Thousands of small satellites are planned to be put to use to provide high-speed internet to the world by Elon Musk’s SpaceX. And that plan is moving a bit closer to becoming a reality this week.
On Wednesday, a rocket is slated to be launched by the company from Vandenberg Air Force Base in California. According to pubic filings of the company, the technology that SpaceX is planning to make use of for providing its internet service would be tested out through the launch of two experimental satellites which would be carried to space on the rocket.
The Federal Communications Commission of the U.S. is supporting SpaceX for launching of the test satellites. The FCC was urged to grant approval to the broader internet proposal by SpaceX by FCC chairman Ajit Pai last week which is seen as a confidence booster for the space exploration company
SpaceX’s plan is to “deliver broadband services directly to [people] anywhere in the United States or around the world” which would run at speeds that would be equal to the speed that is delivered by some of the internet connection that are based on the ground.

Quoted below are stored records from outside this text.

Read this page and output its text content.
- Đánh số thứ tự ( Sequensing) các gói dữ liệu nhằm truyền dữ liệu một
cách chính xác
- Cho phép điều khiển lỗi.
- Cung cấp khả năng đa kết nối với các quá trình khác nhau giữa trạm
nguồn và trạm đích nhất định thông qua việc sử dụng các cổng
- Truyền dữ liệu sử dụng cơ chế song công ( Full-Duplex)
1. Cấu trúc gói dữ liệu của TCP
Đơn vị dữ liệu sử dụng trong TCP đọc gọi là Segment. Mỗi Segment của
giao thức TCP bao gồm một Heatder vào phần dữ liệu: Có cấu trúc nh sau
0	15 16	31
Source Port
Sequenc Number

In recent times companies have been engaged in finding out way that they can beam down internet from the sky to the billions of people all across the world who yet do not possess access to high speed internet or even the basic internet.
Such companies include the likes of OneWeb, which is a startup and which has already managed to get the backing of the likes of Richard Branson’s Virgin Group, Coca-Cola and Qualcomm. The FCC has already granted approval to that startup to launch and use satellites into orbit for providing internet.
In the race to the internet-in-space, SpaceX would be the first American company to get approval if it manages to get one for its satellite project from the FCC, said FCC chairman Pai last week. He had been appointed to the post by Donald Trump.
There are high expectations within SpaceX from its satellite network according to the Wall Street Journal, which reported the matter last year on the basis of some internal financial documents of SpaceX.
“SpaceX projected the satellite-internet business would have over 40 million subscribers and bring in more than $30 billion in revenue by 2025,” the Journal had reported.
There would however be other payloads on the rocket, apart from the satellites, that is to be launched by SpaceX on Wednesday.
A satellite named PAZ of the Spanish government would be the primary target for the mission.
The PAZ satellite will serve “many different applications” that would include defense and security, according to a statement from European firm Airbus, which was the primary contractor for PAZ.